Sunday, February 14, 2016

Love Poem Analysis - Aislinn Langley



Love is Not All (Sonnet XXX)
Edna St. Vincent Millay, 1892 - 1950
Love is not all: it is not meat nor drink
Nor slumber nor a roof against the rain;
Nor yet a floating spar to men that sink
And rise and sink and rise and sink again;
Love can not fill the thickened lung with breath,
Nor clean the blood, nor set the fractured bone;
Yet many a man is making friends with death
Even as I speak, for lack of love alone.
It well may be that in a difficult hour,
Pinned down by pain and moaning for release,
Or nagged by want past resolution’s power,
I might be driven to sell your love for peace,
Or trade the memory of this night for food.
It well may be. I do not think I would. 


Vincent's sonnet addresses a paradoxical attitude in regard to love. Instead of stressing the importance of love, as many poets seek to do in sonnets, she points out its flaws and frivolity. The first quatrain of the sonnet outlines the idea that love is nonessential. She writes that "it is not meat nor drink / Nor slumber" or in any apparent way necessary to life. It isn't a "floating spar to men that sink" or a means or salvation or redemption. It is simply an emotion. Similarly, the second quatrain tackles the idea that love can more hurt a person than help. Love cannot "clean the blood" or "set the fractured bone" or physically mend a person, furthering the idea that there is no material benefit of it. Vincent describes how love or lack thereof causes "many a man [to make] friends with death" and is ultimately something that she "might be driven to sell" if it meant she could be free of any potential pain it would bring. By this point in the sonnet, it seems clear that Vincent views love as something illogical and unwise, but the final line reveals the true depth of her feeling. Despite all the reasons to set aside love in the name of self-preservation, she says "I do not think I would." She thus encapsulates the idea that love is dangerous and illogical and perhaps not in man's best interest, but we love in spite of all of this. Despite being "nagged by want past resolution's power," people love anyway. Vincent acknowledges that love is not all, but that doesn't make it any less moving.

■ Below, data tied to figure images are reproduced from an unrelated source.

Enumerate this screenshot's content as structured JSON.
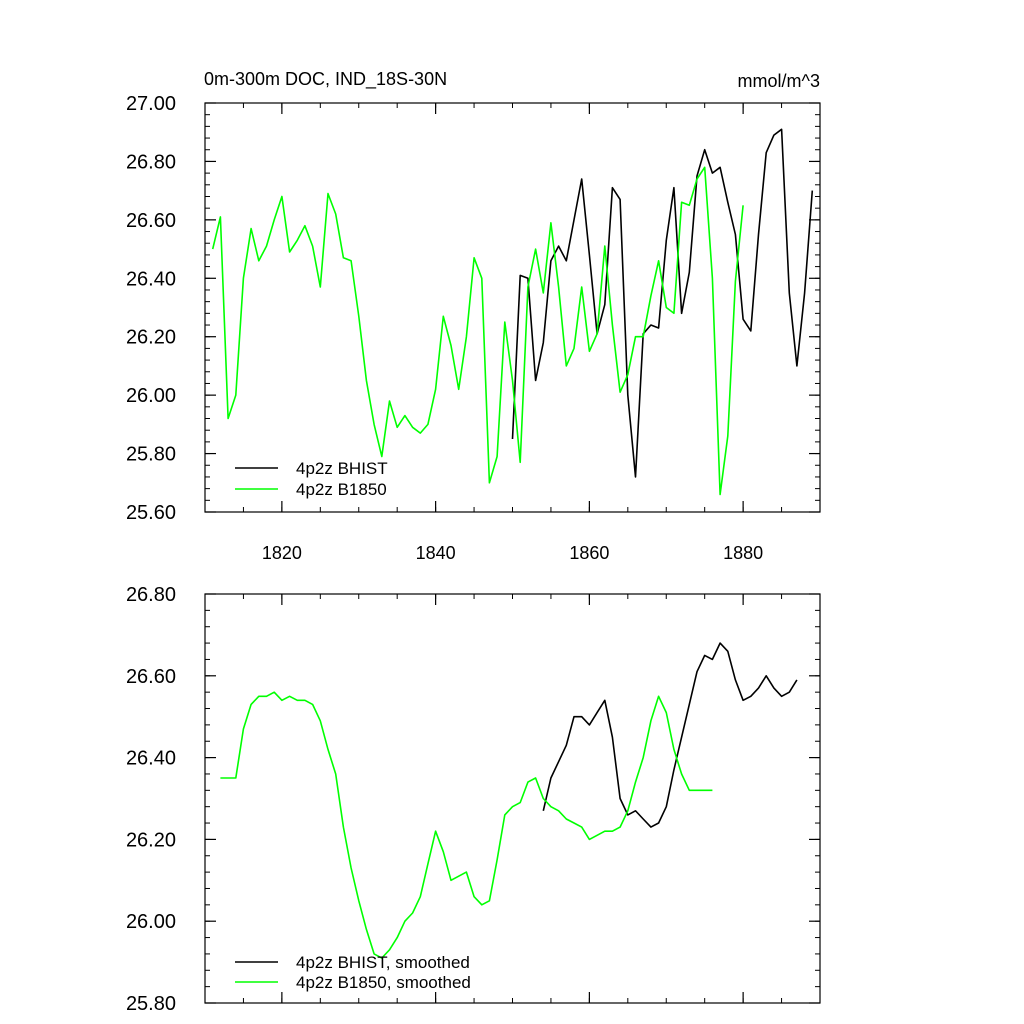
{
  "colors": {
    "bhist": "#000000",
    "b1850": "#00ff00",
    "axis": "#000000",
    "background": "#ffffff"
  },
  "chart_data": [
    {
      "type": "line",
      "title": "0m-300m DOC, IND_18S-30N",
      "units": "mmol/m^3",
      "xlim": [
        1810,
        1890
      ],
      "ylim": [
        25.6,
        27.0
      ],
      "xticks": [
        1820,
        1840,
        1860,
        1880
      ],
      "xtick_labels": [
        "1820",
        "1840",
        "1860",
        "1880"
      ],
      "yticks": [
        25.6,
        25.8,
        26.0,
        26.2,
        26.4,
        26.6,
        26.8,
        27.0
      ],
      "ytick_labels": [
        "25.60",
        "25.80",
        "26.00",
        "26.20",
        "26.40",
        "26.60",
        "26.80",
        "27.00"
      ],
      "legend_position": "bottom-left",
      "series": [
        {
          "name": "4p2z BHIST",
          "color": "#000000",
          "x": [
            1850,
            1851,
            1852,
            1853,
            1854,
            1855,
            1856,
            1857,
            1858,
            1859,
            1860,
            1861,
            1862,
            1863,
            1864,
            1865,
            1866,
            1867,
            1868,
            1869,
            1870,
            1871,
            1872,
            1873,
            1874,
            1875,
            1876,
            1877,
            1878,
            1879,
            1880,
            1881,
            1882,
            1883,
            1884,
            1885,
            1886,
            1887,
            1888,
            1889
          ],
          "y": [
            25.85,
            26.41,
            26.4,
            26.05,
            26.18,
            26.46,
            26.51,
            26.46,
            26.6,
            26.74,
            26.48,
            26.21,
            26.31,
            26.71,
            26.67,
            26.0,
            25.72,
            26.21,
            26.24,
            26.23,
            26.53,
            26.71,
            26.28,
            26.42,
            26.75,
            26.84,
            26.76,
            26.78,
            26.66,
            26.55,
            26.26,
            26.22,
            26.55,
            26.83,
            26.89,
            26.91,
            26.35,
            26.1,
            26.35,
            26.7
          ]
        },
        {
          "name": "4p2z B1850",
          "color": "#00ff00",
          "x": [
            1811,
            1812,
            1813,
            1814,
            1815,
            1816,
            1817,
            1818,
            1819,
            1820,
            1821,
            1822,
            1823,
            1824,
            1825,
            1826,
            1827,
            1828,
            1829,
            1830,
            1831,
            1832,
            1833,
            1834,
            1835,
            1836,
            1837,
            1838,
            1839,
            1840,
            1841,
            1842,
            1843,
            1844,
            1845,
            1846,
            1847,
            1848,
            1849,
            1850,
            1851,
            1852,
            1853,
            1854,
            1855,
            1856,
            1857,
            1858,
            1859,
            1860,
            1861,
            1862,
            1863,
            1864,
            1865,
            1866,
            1867,
            1868,
            1869,
            1870,
            1871,
            1872,
            1873,
            1874,
            1875,
            1876,
            1877,
            1878,
            1879,
            1880
          ],
          "y": [
            26.5,
            26.61,
            25.92,
            26.0,
            26.4,
            26.57,
            26.46,
            26.51,
            26.6,
            26.68,
            26.49,
            26.53,
            26.58,
            26.51,
            26.37,
            26.69,
            26.62,
            26.47,
            26.46,
            26.27,
            26.05,
            25.9,
            25.79,
            25.98,
            25.89,
            25.93,
            25.89,
            25.87,
            25.9,
            26.02,
            26.27,
            26.17,
            26.02,
            26.2,
            26.47,
            26.4,
            25.7,
            25.79,
            26.25,
            26.05,
            25.77,
            26.37,
            26.5,
            26.35,
            26.59,
            26.37,
            26.1,
            26.16,
            26.37,
            26.15,
            26.21,
            26.51,
            26.24,
            26.01,
            26.07,
            26.2,
            26.2,
            26.34,
            26.46,
            26.3,
            26.28,
            26.66,
            26.65,
            26.74,
            26.78,
            26.4,
            25.66,
            25.86,
            26.39,
            26.65
          ]
        }
      ]
    },
    {
      "type": "line",
      "xlim": [
        1810,
        1890
      ],
      "ylim": [
        25.8,
        26.8
      ],
      "xticks": [
        1820,
        1840,
        1860,
        1880
      ],
      "yticks": [
        25.8,
        26.0,
        26.2,
        26.4,
        26.6,
        26.8
      ],
      "ytick_labels": [
        "25.80",
        "26.00",
        "26.20",
        "26.40",
        "26.60",
        "26.80"
      ],
      "legend_position": "bottom-left",
      "series": [
        {
          "name": "4p2z BHIST, smoothed",
          "color": "#000000",
          "x": [
            1854,
            1855,
            1856,
            1857,
            1858,
            1859,
            1860,
            1861,
            1862,
            1863,
            1864,
            1865,
            1866,
            1867,
            1868,
            1869,
            1870,
            1871,
            1872,
            1873,
            1874,
            1875,
            1876,
            1877,
            1878,
            1879,
            1880,
            1881,
            1882,
            1883,
            1884,
            1885,
            1886,
            1887
          ],
          "y": [
            26.27,
            26.35,
            26.39,
            26.43,
            26.5,
            26.5,
            26.48,
            26.51,
            26.54,
            26.45,
            26.3,
            26.26,
            26.27,
            26.25,
            26.23,
            26.24,
            26.28,
            26.37,
            26.45,
            26.53,
            26.61,
            26.65,
            26.64,
            26.68,
            26.66,
            26.59,
            26.54,
            26.55,
            26.57,
            26.6,
            26.57,
            26.55,
            26.56,
            26.59
          ]
        },
        {
          "name": "4p2z B1850, smoothed",
          "color": "#00ff00",
          "x": [
            1812,
            1813,
            1814,
            1815,
            1816,
            1817,
            1818,
            1819,
            1820,
            1821,
            1822,
            1823,
            1824,
            1825,
            1826,
            1827,
            1828,
            1829,
            1830,
            1831,
            1832,
            1833,
            1834,
            1835,
            1836,
            1837,
            1838,
            1839,
            1840,
            1841,
            1842,
            1843,
            1844,
            1845,
            1846,
            1847,
            1848,
            1849,
            1850,
            1851,
            1852,
            1853,
            1854,
            1855,
            1856,
            1857,
            1858,
            1859,
            1860,
            1861,
            1862,
            1863,
            1864,
            1865,
            1866,
            1867,
            1868,
            1869,
            1870,
            1871,
            1872,
            1873,
            1874,
            1875,
            1876
          ],
          "y": [
            26.35,
            26.35,
            26.35,
            26.47,
            26.53,
            26.55,
            26.55,
            26.56,
            26.54,
            26.55,
            26.54,
            26.54,
            26.53,
            26.49,
            26.42,
            26.36,
            26.23,
            26.13,
            26.05,
            25.98,
            25.92,
            25.91,
            25.93,
            25.96,
            26.0,
            26.02,
            26.06,
            26.14,
            26.22,
            26.17,
            26.1,
            26.11,
            26.12,
            26.06,
            26.04,
            26.05,
            26.15,
            26.26,
            26.28,
            26.29,
            26.34,
            26.35,
            26.3,
            26.28,
            26.27,
            26.25,
            26.24,
            26.23,
            26.2,
            26.21,
            26.22,
            26.22,
            26.23,
            26.27,
            26.34,
            26.4,
            26.49,
            26.55,
            26.51,
            26.42,
            26.36,
            26.32,
            26.32,
            26.32,
            26.32
          ]
        }
      ]
    }
  ]
}
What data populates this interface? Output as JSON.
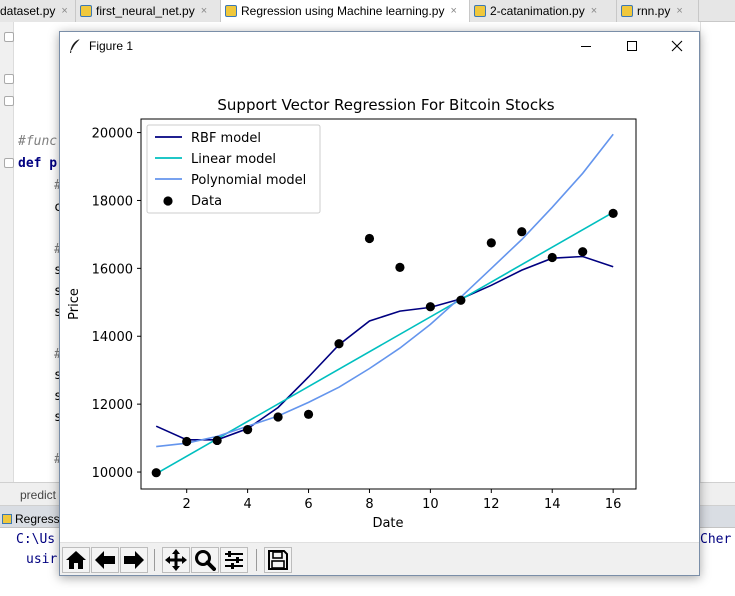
{
  "ide": {
    "tabs": [
      {
        "label": "dataset.py",
        "close": "×"
      },
      {
        "label": "first_neural_net.py",
        "close": "×"
      },
      {
        "label": "Regression using Machine learning.py",
        "close": "×"
      },
      {
        "label": "2-catanimation.py",
        "close": "×"
      },
      {
        "label": "rnn.py",
        "close": "×"
      }
    ],
    "code_lines": [
      "#func",
      "def p",
      "#",
      "c",
      "#",
      "s",
      "s",
      "s",
      "#",
      "s",
      "s",
      "s",
      "#"
    ],
    "breadcrumb": "predict",
    "run_tab_label": "Regressio",
    "console_lines": [
      "C:\\Us",
      "usir",
      "Cher"
    ]
  },
  "figure": {
    "window_title": "Figure 1",
    "window_buttons": {
      "minimize": "—",
      "maximize": "☐",
      "close": "✕"
    },
    "toolbar_icons": [
      "home-icon",
      "back-arrow-icon",
      "forward-arrow-icon",
      "pan-icon",
      "zoom-icon",
      "subplots-icon",
      "save-icon"
    ]
  },
  "chart_data": {
    "type": "line",
    "title": "Support Vector Regression For Bitcoin Stocks",
    "xlabel": "Date",
    "ylabel": "Price",
    "xlim": [
      0.5,
      16.75
    ],
    "ylim": [
      9500,
      20400
    ],
    "xticks": [
      2,
      4,
      6,
      8,
      10,
      12,
      14,
      16
    ],
    "yticks": [
      10000,
      12000,
      14000,
      16000,
      18000,
      20000
    ],
    "legend_position": "top-left",
    "series": [
      {
        "name": "RBF model",
        "kind": "line",
        "color": "#000080",
        "x": [
          1,
          2,
          3,
          4,
          5,
          6,
          7,
          8,
          9,
          10,
          11,
          12,
          13,
          14,
          15,
          16
        ],
        "y": [
          11350,
          10950,
          10950,
          11280,
          11900,
          12800,
          13750,
          14450,
          14740,
          14850,
          15100,
          15500,
          15950,
          16300,
          16350,
          16050
        ]
      },
      {
        "name": "Linear model",
        "kind": "line",
        "color": "#00bfbf",
        "x": [
          1,
          16
        ],
        "y": [
          9950,
          17650
        ]
      },
      {
        "name": "Polynomial model",
        "kind": "line",
        "color": "#6495ed",
        "x": [
          1,
          2,
          3,
          4,
          5,
          6,
          7,
          8,
          9,
          10,
          11,
          12,
          13,
          14,
          15,
          16
        ],
        "y": [
          10750,
          10850,
          11050,
          11350,
          11650,
          12050,
          12500,
          13050,
          13650,
          14350,
          15150,
          16000,
          16850,
          17800,
          18800,
          19950
        ]
      },
      {
        "name": "Data",
        "kind": "scatter",
        "color": "#000000",
        "x": [
          1,
          2,
          3,
          4,
          5,
          6,
          7,
          8,
          9,
          10,
          11,
          12,
          13,
          14,
          15,
          16
        ],
        "y": [
          9980,
          10900,
          10930,
          11250,
          11620,
          11700,
          13780,
          16880,
          16030,
          14870,
          15060,
          16750,
          17080,
          16320,
          16490,
          17620
        ]
      }
    ]
  }
}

I suppose I agree with her interpretation. It reads rather cynically at first, which is disheartening, but seeing that this cynical view isn't dissuading her from loving is touching and an idea I respect. I don't believe love is as essentially useless as the poet does, but the theme of not caring about the potential drawbacks of emotion resonates with me.


St. Vincent Millay, Edna. "Love is Not All" 1931. Literature and Composition. Comp. Carol Jago. Boston: Bedford/St. Martin's, 2011. 675. Print.